The Debt Ceiling Deal One Year Later

As we approach the 1-year anniversary of the disastrous debt ceiling deal hatched late last July, it is worthwhile to reflect on what we have gained from that legislation.  On August 1, 2011, the House passed the Budget Control Act with support of 72% of the Republican conference.  The Senate followed suit on August 2, with support of 60% of the Republican conference.

Buoyed by their opposition to Obamacare and Obama’s profligate expansion of government spending, Republicans had a unique opportunity to exact concession from Democrats by refusing to raise the debt ceiling without a parallel agreement for a balanced budget plan.  Instead of using their leverage to impel transformation change, Republicans grounded into a double play by boxing themselves into a corner – the sequester corner that they are stuck in today.

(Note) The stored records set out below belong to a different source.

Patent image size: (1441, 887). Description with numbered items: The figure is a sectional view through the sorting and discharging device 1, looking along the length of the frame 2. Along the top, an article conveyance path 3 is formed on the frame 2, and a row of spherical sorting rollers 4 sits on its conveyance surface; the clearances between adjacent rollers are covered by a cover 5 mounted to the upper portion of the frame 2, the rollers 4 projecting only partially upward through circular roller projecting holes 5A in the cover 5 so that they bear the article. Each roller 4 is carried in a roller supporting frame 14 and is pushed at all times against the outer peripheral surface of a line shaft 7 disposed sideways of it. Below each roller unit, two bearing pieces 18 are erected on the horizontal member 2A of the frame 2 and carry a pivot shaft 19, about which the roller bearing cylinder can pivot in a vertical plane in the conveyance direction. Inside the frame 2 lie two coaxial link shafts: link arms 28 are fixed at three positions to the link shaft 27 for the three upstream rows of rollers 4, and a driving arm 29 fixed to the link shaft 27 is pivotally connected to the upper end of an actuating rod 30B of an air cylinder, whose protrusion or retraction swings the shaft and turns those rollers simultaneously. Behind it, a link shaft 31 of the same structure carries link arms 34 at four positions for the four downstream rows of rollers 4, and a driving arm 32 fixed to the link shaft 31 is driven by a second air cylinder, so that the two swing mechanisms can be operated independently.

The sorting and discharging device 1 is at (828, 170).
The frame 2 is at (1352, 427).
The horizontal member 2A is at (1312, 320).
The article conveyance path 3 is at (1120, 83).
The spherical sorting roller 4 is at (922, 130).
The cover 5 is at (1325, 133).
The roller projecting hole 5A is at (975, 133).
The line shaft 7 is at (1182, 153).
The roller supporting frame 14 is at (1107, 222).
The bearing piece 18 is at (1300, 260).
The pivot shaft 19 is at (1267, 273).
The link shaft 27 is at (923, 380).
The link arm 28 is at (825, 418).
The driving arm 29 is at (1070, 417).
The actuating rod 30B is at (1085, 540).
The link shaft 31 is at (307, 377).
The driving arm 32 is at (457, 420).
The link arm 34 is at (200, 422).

Obama was granted a full lifeline with a $2.4 trillion increase in the debt limit that would take him beyond the election.  [For some reason, Republicans couldn’t even fight to embarrass Obama before the elections.  Maybe a $1.8 trillion increase?]  There was no realistic roadmap to entitlement reform; not a single agency or program – discretionary or mandatory – was eliminated; Obamacare was deemed off limits; there was no balanced budget amendment.

What was our reward for giving Obama everything he wanted?  What was our part of the deal?  It was actually a liability.  We got a vote on a balanced budget amendment, which was summarily defeated.  We got $917 billion in baseline discretionary cuts that permanently locked in the fundamentals of the Obama era.

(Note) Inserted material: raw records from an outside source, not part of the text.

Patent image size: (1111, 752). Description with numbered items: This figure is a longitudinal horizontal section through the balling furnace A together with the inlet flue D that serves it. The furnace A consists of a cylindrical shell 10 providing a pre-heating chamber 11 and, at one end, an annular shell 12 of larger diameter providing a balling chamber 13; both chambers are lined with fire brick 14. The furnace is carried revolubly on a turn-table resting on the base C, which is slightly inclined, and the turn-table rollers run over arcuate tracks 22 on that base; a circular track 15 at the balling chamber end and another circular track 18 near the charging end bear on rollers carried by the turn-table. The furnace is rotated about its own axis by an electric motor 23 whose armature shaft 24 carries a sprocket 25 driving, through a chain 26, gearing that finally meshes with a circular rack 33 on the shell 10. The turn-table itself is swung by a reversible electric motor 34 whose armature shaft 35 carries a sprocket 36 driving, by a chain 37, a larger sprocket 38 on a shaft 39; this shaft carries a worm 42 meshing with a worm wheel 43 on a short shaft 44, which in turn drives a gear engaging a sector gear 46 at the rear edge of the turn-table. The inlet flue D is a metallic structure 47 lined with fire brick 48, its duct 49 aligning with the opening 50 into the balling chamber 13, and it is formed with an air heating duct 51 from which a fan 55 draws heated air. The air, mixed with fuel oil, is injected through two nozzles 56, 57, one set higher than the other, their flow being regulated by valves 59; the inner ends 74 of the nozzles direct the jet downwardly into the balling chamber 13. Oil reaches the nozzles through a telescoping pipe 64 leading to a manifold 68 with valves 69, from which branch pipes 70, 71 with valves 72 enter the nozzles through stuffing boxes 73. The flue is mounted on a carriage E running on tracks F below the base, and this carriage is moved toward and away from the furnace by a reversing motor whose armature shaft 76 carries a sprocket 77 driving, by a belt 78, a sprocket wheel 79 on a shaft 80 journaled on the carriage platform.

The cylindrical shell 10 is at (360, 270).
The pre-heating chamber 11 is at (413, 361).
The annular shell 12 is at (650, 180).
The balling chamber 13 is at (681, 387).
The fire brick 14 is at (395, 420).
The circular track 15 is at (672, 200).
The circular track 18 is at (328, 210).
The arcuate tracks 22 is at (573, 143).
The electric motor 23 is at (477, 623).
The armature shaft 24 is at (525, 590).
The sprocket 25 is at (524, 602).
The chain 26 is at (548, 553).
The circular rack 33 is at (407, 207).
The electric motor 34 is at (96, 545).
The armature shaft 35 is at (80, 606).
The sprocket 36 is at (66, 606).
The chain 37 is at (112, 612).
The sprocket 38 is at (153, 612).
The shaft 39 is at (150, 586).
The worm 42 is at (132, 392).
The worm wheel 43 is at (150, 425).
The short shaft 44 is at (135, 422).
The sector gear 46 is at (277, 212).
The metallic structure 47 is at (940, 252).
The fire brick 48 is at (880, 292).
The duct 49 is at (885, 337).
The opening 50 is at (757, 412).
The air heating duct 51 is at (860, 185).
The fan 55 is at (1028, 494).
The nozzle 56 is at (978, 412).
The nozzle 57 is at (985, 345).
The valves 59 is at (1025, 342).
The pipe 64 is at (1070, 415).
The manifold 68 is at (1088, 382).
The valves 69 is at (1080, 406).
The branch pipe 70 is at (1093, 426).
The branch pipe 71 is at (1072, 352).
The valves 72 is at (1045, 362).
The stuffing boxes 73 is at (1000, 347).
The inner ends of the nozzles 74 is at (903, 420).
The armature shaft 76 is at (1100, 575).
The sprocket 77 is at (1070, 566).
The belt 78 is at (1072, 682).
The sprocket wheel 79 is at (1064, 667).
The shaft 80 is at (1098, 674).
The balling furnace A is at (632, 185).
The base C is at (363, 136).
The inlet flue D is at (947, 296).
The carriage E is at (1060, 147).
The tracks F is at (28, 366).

In the most insane part of the deal, we agreed to the super duper debt commission 19.0 in an effort to find an additional $1.2 trillion in savings (read tax increases).  The commission was designed to fail because it was evenly split among Democrats and Republicans.  The only way it would have succeeded is if Republicans would have agreed to tax increases.  They actually did, but the concessions were not enough for Democrats.  We put a gun to our head and agreed to a sequestration that, in the 99% likelihood of the debt commission failing to agree on savings, would cut $500 billion from Defense (after Defense already shouldered a disproportionate share of the cuts from spending caps) and $117 billion from Medicare providers.

What are the results of the Budget Control Act?

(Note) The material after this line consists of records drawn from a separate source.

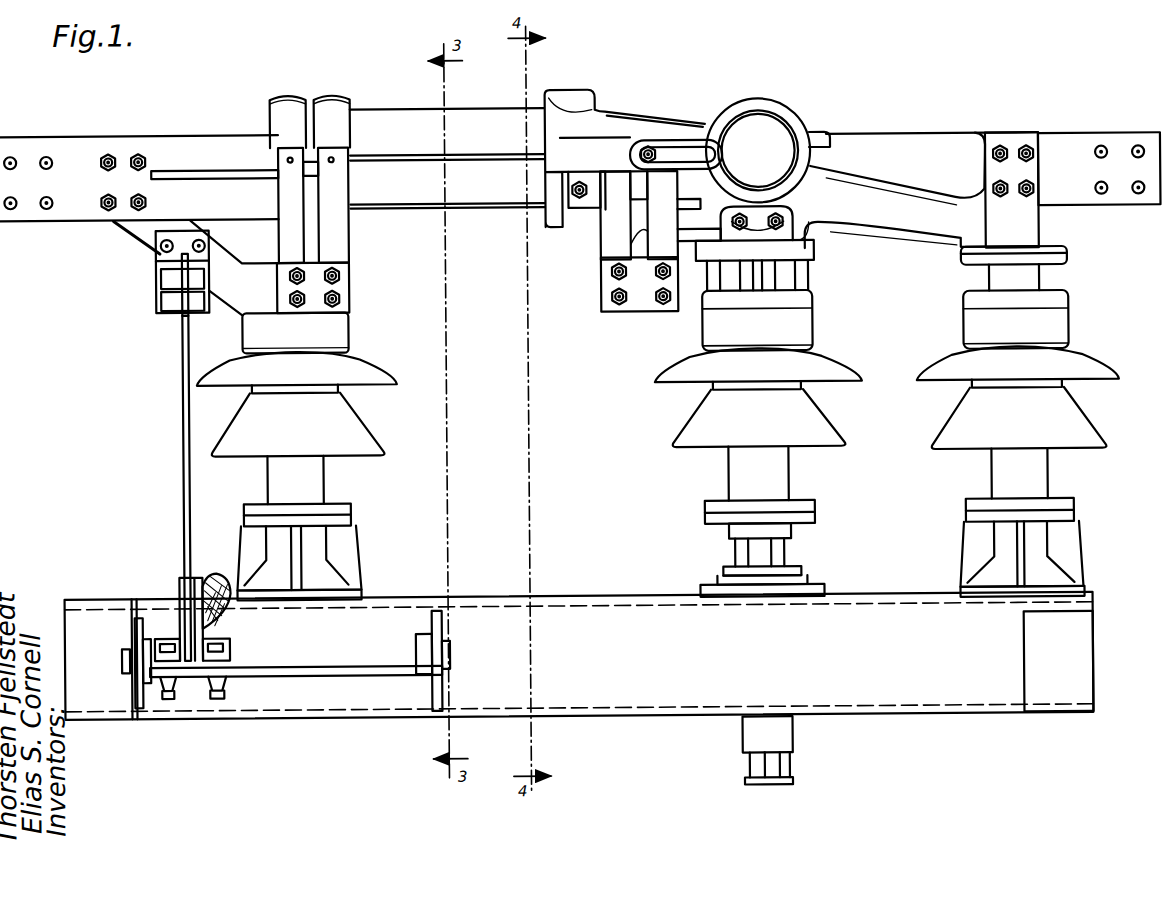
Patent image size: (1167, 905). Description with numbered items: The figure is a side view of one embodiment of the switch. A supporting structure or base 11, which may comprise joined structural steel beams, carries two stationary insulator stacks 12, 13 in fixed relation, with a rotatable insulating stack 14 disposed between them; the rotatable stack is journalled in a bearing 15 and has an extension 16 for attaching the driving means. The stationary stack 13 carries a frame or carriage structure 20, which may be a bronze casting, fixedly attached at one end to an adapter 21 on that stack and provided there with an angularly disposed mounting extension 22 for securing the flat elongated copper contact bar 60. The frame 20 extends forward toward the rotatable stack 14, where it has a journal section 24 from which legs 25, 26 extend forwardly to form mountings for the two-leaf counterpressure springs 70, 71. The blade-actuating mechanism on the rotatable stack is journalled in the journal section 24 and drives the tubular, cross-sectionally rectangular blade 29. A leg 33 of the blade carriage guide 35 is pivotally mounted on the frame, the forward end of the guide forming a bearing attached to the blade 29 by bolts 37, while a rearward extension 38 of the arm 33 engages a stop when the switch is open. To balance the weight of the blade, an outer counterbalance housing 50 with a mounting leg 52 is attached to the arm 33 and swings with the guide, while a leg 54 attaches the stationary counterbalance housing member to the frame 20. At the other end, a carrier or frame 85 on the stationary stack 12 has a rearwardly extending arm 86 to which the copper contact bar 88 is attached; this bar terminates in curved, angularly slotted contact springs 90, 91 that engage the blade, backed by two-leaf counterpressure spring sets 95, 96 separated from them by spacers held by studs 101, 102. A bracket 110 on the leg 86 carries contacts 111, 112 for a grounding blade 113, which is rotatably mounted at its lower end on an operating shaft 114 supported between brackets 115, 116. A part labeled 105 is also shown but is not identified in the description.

The supporting structure or base 11 is at (572, 611).
The stationary insulator stack 12 is at (366, 420).
The stationary insulator stack 13 is at (1098, 420).
The rotatable insulating stack 14 is at (672, 422).
The bearing 15 is at (805, 577).
The extension 16 is at (787, 744).
The frame or carriage structure 20 is at (928, 237).
The adapter 21 is at (1050, 278).
The mounting extension 22 is at (1042, 162).
The journal section 24 is at (817, 254).
The leg 25 is at (686, 245).
The leg 26 is at (776, 277).
The blade 29 is at (484, 204).
The leg of blade carriage guide 33 is at (688, 122).
The blade carriage guide 35 is at (580, 94).
The bolts 37 is at (583, 208).
The rearward extension of arm 38 is at (828, 134).
The outer counterbalance housing 50 is at (770, 128).
The mounting leg 52 is at (666, 150).
The leg 54 is at (795, 215).
The contact bar 60 is at (875, 152).
The counterpressure spring 70 is at (610, 244).
The counterpressure spring 71 is at (656, 194).
The carrier or frame 85 is at (258, 270).
The rearwardly-extending arm 86 is at (130, 231).
The contact bar 88 is at (77, 140).
The contact spring 90 is at (290, 100).
The contact spring 91 is at (335, 100).
The counterpressure spring set 95 is at (285, 195).
The counterpressure spring set 96 is at (340, 200).
The stud 101 is at (290, 158).
The stud 102 is at (337, 158).
The blade bar 105 is at (432, 152).
The bracket 110 is at (162, 252).
The contact 111 is at (160, 308).
The contact 112 is at (215, 300).
The grounding blade 113 is at (183, 427).
The shaft 114 is at (270, 670).
The bracket 115 is at (138, 700).
The bracket 116 is at (442, 696).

  • The debt has increased by almost $1.6 trillion.
  • Despite the talk about how the debt ceiling deal would preserve our credit and save us from default, our credit rating was downgraded for the first time in history.
  • Obamacare was totally preserved.
  • Republicans have placed tax increases on the table, further attenuating our leverage for the impending tax fight at the end of the year
  • Most importantly, we are left with the embarrassment of begging Democrats to rescind the only true spending cuts that will actually take effect in 2013.  Between the original $465 billion in cuts to defense from the spending caps and the additional $500 billion from sequestration, there will be real cuts in nominal terms (some of it is baseline, but unlike with other proposed cuts, there will be several hundred billion of nominal cuts).  The debt ceiling deal is now causing a gratuitous schism within the conservative coalition over how to overturn (or accept) the sequester.

It’s not like this was all a secret at the time of its passage.  We warned that we’d be forced to look like fools in 2013, begging to overturn an agreement that “we” had agreed to pass.  It is almost a universal past time among Republicans to mock the debt ceiling deal and decry the sequestration, but most Republicans on and off the Hill wholeheartedly supported the deal.  They even mocked us relentlessly for opposing it.  Red State was one of the view conservative outlets that consistently and articulately forewarned about the pitfalls of the impending deal.  Every one of those concerns has come to fruition.

Most Republicans who voted for the BCA or advocated for it speak of the coming sequestration as if it were some natural disaster to which they are merely an innocent bystander.  When will these people openly apologize for their mistake and admit that it was a fatuous thing to do?

They didn’t listen to use then.  Will they listen now?